Unfortunately for Steepware, this bottle was even more of an outlier on the wrong side of the average compared to Test A.
Does the Bottle Manufacturer's Lid Help Insulation?
While the relative rankings were similar for both tests, you may have noticed the rankings did change in some cases. For example, Hydro Flask’s Trail Series jumped from the 2nd worst with Test A to the middle of the pack with Test B. Since the only change between the two tests was that we switched from the standardized foam pieces to each brand’s lid, any changes in the rankings means that some brands have designed lids with better insulation than others.
Standardizing the Results
Tests A and B had slightly different total durations, so to better illustrate how the results for each bottle changed between the tests, we needed to standardize the results. We calculated the temperature drop per minute over the duration of both tests, then we multiplied that by 1200 to simulate a 20-hour test. Then we compared Test A vs Test B for each brand, and this graph shows how each brand changed.

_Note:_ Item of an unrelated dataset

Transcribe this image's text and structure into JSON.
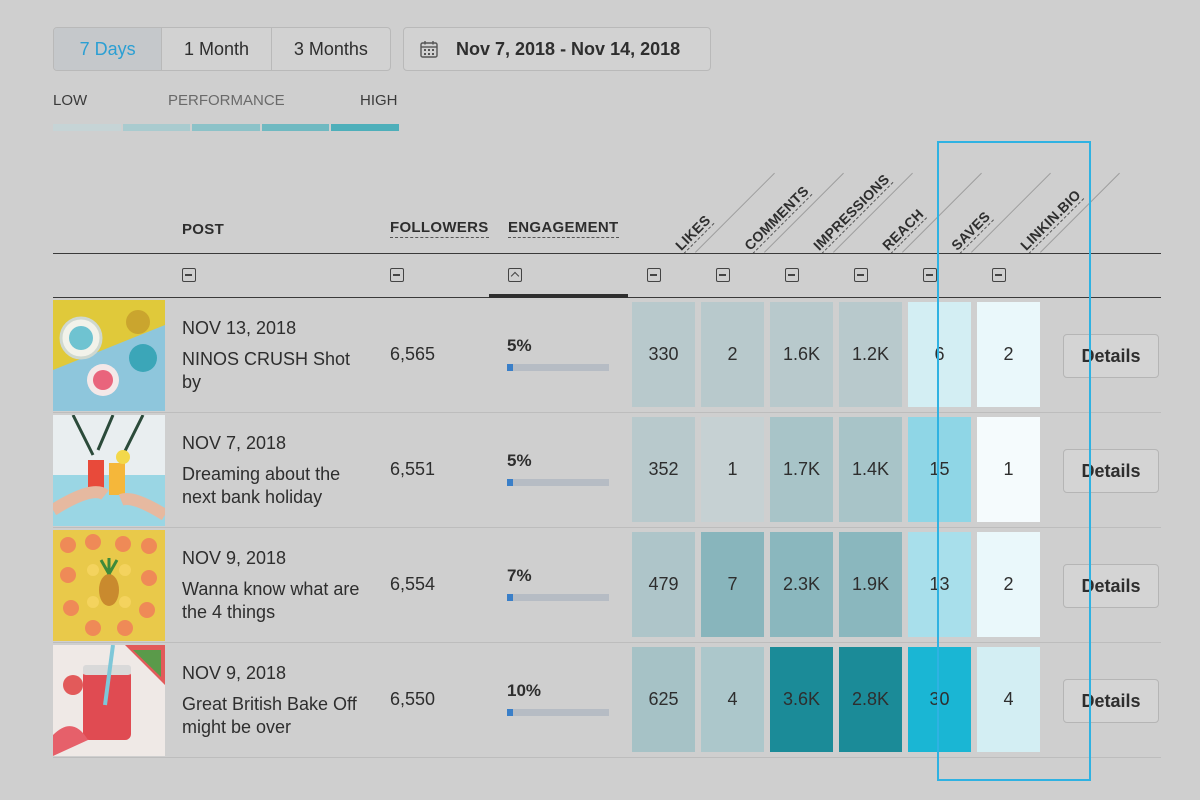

Bottles that fall on the left side had better results with their brand’s lids instead of the Styrofoam cap, and bottles on the right did better with the Styrofoam.
S’well, RevoMax, and both Hydro Flasks were the only bottles that improved with Test B. When you look at the lids with each of these bottles, you can see that they seem to have more built-in insulation, like with S'well and RevoMax.
Most of the other bottle lids like Steepware and Takeya don’t have built-in insulation and just have single layer plastic construction in the cap, so it’s understandable that they didn’t fare as well.
Conclusions: Are Triple-Wall Bottles Worth the Hype?
So when we take a step back and look at the results as a whole, we have a few main takeaways.
Based on these results, we have a few more video ideas that we may work on in the near future. Once we have more narrow-mouth bottles in our collection, we want to compare those against wide-mouth bottles. We also think it would be interesting to focus on premium brands vs budget brands, because let’s face it, we’re probably not the only ones that were surprised that Ozark Trail outperformed YETI. And finally, we only ran one instance of each test, and for more reliable comparisons and data, we ideally would repeat the test more times and average the results.